Banyak orang mungkin tidak mengenal desa Koa di Kabupaten TTS. Namun perhatian wakil rakyat ini melampaui tantangan banjir sungai Noelmina. Keterpencilan dan keterbelakangan warga Koa langsung diatasi dengan membangun akses jalan, memperjuangkan sumur bor tenaga surya, menghadirkan embung skala besar. Tujuannya satu, agar warga semakin berdaya dan kehidupan mereka lebih baik. Hari ini warga Kota Kupang, Kabupaten Kupang dan sekitarnya dapat menikmati keindahan puncak gunung Fatuleu di Kabupaten Kupang. Coba dibayangkan tiga tahun lalu. Apa yang terjadi? Akses ke sana yang sekarang disebut jalur poros tengah rusak berat. Waktu tempuh bisa 2-3 jam. Gunung Fauleu pun tak dikenal banyak orang. Berkat perjuangan wakil rakyat yang lebih suka disebut jembatan aspirasi rakyat ini, jalur poros tengah diintervensi APBN. Sekarang warga dapat menikmati jalan hotmix dan gunung Fatuleu jadi ikon wisata baru yang hanya dijangkau paling lama 30 menit dari Kupang.
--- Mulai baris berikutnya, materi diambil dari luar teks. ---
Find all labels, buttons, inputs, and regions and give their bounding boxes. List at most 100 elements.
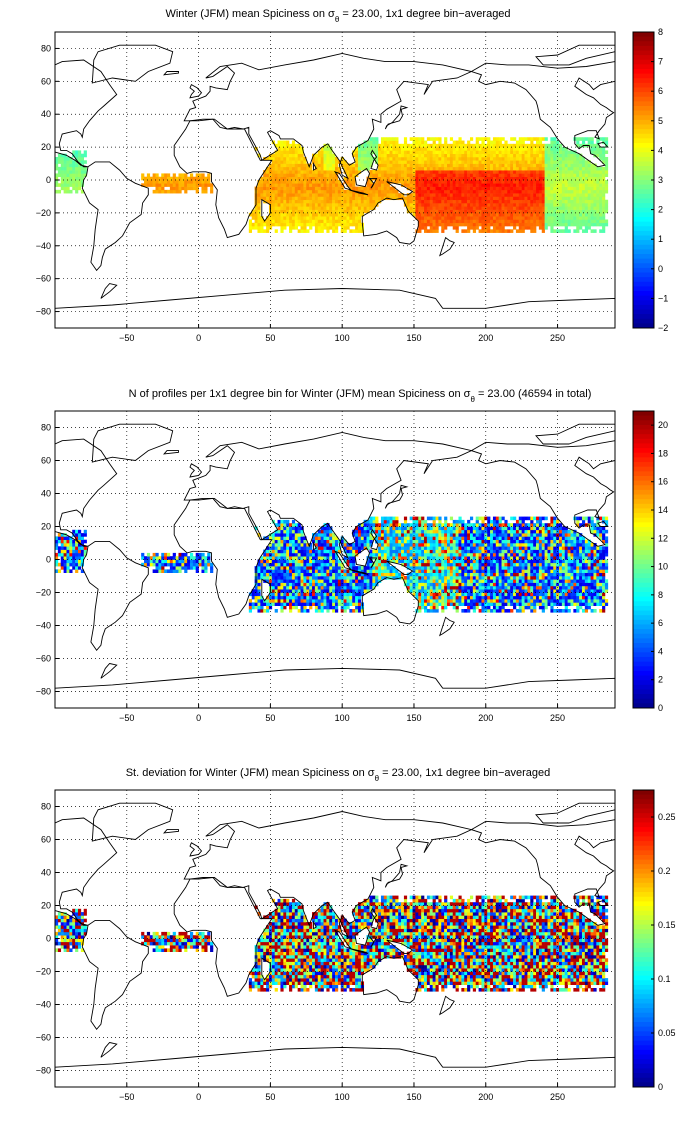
data-cells (55, 516, 609, 613)
colorbar-tick-label: 4 (658, 145, 663, 155)
colorbar: 0.25 0.2 0.15 0.1 0.05 0 (632, 789, 676, 1092)
y-tick-label: −40 (36, 1000, 51, 1010)
grid (55, 411, 615, 708)
colorbar-tick-label: 2 (658, 675, 663, 685)
y-tick-label: −20 (36, 967, 51, 977)
map-panel-count: N of profiles per 1x1 degree bin for Win… (36, 388, 668, 723)
colorbar-tick-label: 10 (658, 562, 668, 572)
colorbar-tick-label: 8 (658, 27, 663, 37)
colorbar-tick-label: 0 (658, 703, 663, 713)
map-panel-std: St. deviation for Winter (JFM) mean Spic… (36, 767, 676, 1102)
x-tick-label: 200 (478, 1092, 493, 1102)
colorbar-tick-label: 5 (658, 116, 663, 126)
x-tick-label: −50 (119, 333, 134, 343)
x-tick-label: 0 (196, 333, 201, 343)
x-tick-label: 50 (265, 713, 275, 723)
map-area (55, 790, 615, 1087)
y-tick-label: −20 (36, 208, 51, 218)
y-tick-label: −20 (36, 588, 51, 598)
data-cells (55, 137, 609, 233)
colorbar-tick-label: 1 (658, 234, 663, 244)
x-tick-label: 100 (335, 333, 350, 343)
colorbar: 8 7 6 5 4 3 2 1 0 −1 −2 (632, 27, 668, 333)
colorbar-tick-label: 7 (658, 57, 663, 67)
y-axis: 80 60 40 20 0 −20 −40 −60 −80 (36, 423, 59, 697)
x-tick-label: 250 (550, 1092, 565, 1102)
x-tick-label: 0 (196, 1092, 201, 1102)
map-area (55, 411, 615, 708)
x-tick-label: 150 (406, 713, 421, 723)
y-tick-label: 80 (41, 43, 51, 53)
colorbar-tick-label: 0.2 (658, 866, 671, 876)
x-tick-label: 250 (550, 713, 565, 723)
panel-title: St. deviation for Winter (JFM) mean Spic… (126, 767, 551, 783)
colorbar-tick-label: 20 (658, 420, 668, 430)
x-tick-label: 100 (335, 1092, 350, 1102)
x-axis: −50 0 50 100 150 200 250 (119, 324, 565, 343)
y-tick-label: 40 (41, 109, 51, 119)
grid (55, 790, 615, 1087)
colorbar-tick-label: 16 (658, 477, 668, 487)
colorbar-tick-label: 0.1 (658, 974, 671, 984)
y-tick-label: 60 (41, 456, 51, 466)
colorbar-tick-label: 18 (658, 448, 668, 458)
grid (55, 32, 615, 328)
colorbar-tick-label: 8 (658, 590, 663, 600)
y-tick-label: −40 (36, 621, 51, 631)
panel-title: N of profiles per 1x1 degree bin for Win… (129, 388, 592, 404)
y-tick-label: 40 (41, 868, 51, 878)
x-tick-label: 250 (550, 333, 565, 343)
colorbar-tick-label: −1 (658, 293, 668, 303)
colorbar-tick-label: 4 (658, 646, 663, 656)
y-tick-label: 40 (41, 489, 51, 499)
coastlines (55, 423, 615, 708)
x-tick-label: 200 (478, 333, 493, 343)
y-tick-label: 60 (41, 835, 51, 845)
y-tick-label: 0 (46, 555, 51, 565)
y-tick-label: 20 (41, 142, 51, 152)
colorbar-tick-label: 0.25 (658, 812, 676, 822)
map-panel-mean: Winter (JFM) mean Spiciness on σθ = 23.0… (36, 8, 669, 343)
colorbar-tick-label: 2 (658, 205, 663, 215)
coastlines (55, 44, 615, 328)
x-axis: −50 0 50 100 150 200 250 (119, 1083, 565, 1102)
y-tick-label: −60 (36, 1033, 51, 1043)
y-tick-label: −80 (36, 307, 51, 317)
x-tick-label: −50 (119, 713, 134, 723)
y-tick-label: 60 (41, 76, 51, 86)
colorbar-tick-label: 0 (658, 264, 663, 274)
y-tick-label: 0 (46, 175, 51, 185)
y-axis: 80 60 40 20 0 −20 −40 −60 −80 (36, 43, 59, 317)
map-area (55, 32, 615, 328)
x-tick-label: 50 (265, 333, 275, 343)
y-tick-label: −80 (36, 1066, 51, 1076)
x-tick-label: −50 (119, 1092, 134, 1102)
y-tick-label: 20 (41, 522, 51, 532)
y-tick-label: −60 (36, 654, 51, 664)
colorbar-tick-label: −2 (658, 323, 668, 333)
y-tick-label: 80 (41, 802, 51, 812)
coastlines (55, 802, 615, 1087)
y-tick-label: 80 (41, 423, 51, 433)
x-tick-label: 150 (406, 1092, 421, 1102)
y-tick-label: 20 (41, 901, 51, 911)
x-tick-label: 200 (478, 713, 493, 723)
y-tick-label: 0 (46, 934, 51, 944)
colorbar-tick-label: 0.15 (658, 920, 676, 930)
colorbar-tick-label: 0.05 (658, 1028, 676, 1038)
x-axis: −50 0 50 100 150 200 250 (119, 704, 565, 723)
colorbar-tick-label: 3 (658, 175, 663, 185)
y-tick-label: −60 (36, 274, 51, 284)
x-tick-label: 50 (265, 1092, 275, 1102)
colorbar-tick-label: 12 (658, 533, 668, 543)
colorbar-tick-label: 0 (658, 1082, 663, 1092)
colorbar-tick-label: 6 (658, 86, 663, 96)
x-tick-label: 100 (335, 713, 350, 723)
panel-title: Winter (JFM) mean Spiciness on σθ = 23.0… (165, 8, 510, 24)
colorbar-tick-label: 14 (658, 505, 668, 515)
y-tick-label: −40 (36, 241, 51, 251)
colorbar-tick-label: 6 (658, 618, 663, 628)
x-tick-label: 150 (406, 333, 421, 343)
Akses transportasi membaik, pendapatan eknomi meningkat. Tidak heran warga desa Nunsaen dan Oelbiteno menyebut beliau sebagai pahlawan poros tengah.
Pulau Semau itu dekat tetapi jauh. Dekat sejauh mata memandang, namun jauh ketika dikayuh sampan pun perahu motor. Aspirasi warga ditangkap. Tahun 2010 memperjuangkan pembangunan pelabuhan Hansisi. Setelah pelabuhan jadi, lahir kebutuhan hadirnya kapal penyemberangan. Tanggal 9 Desember 2015, wakil rakyat ini mengantar sendiri kapal penyeberangan Ile Labalekan dan diserahkan langsung ke Pemerintah Kabupaten Kupang. Tidak saja itu, sejumlah embung dibangun di wilayah ini untuk menjawabi kebutuhan warga akan air bersih, air pertanian dan peternakan. Saya ingat pesan beliau saat penyerahan kapal. "Tugas saya sebagai wakil rakyat sudah usai dengan memperjuangkan pelabuhan, menghadirkan kapal, membangun embung-embung. Sekarang tanggung jawab beralih ke pundak warga Semau. Manfaatkan semua yang ada untuk meningkatkan pendapatan ekonomi, akses pendidikan. Warga Semau mesti berubah lebih baik dengan hadirnya berbagai fasilitas ini."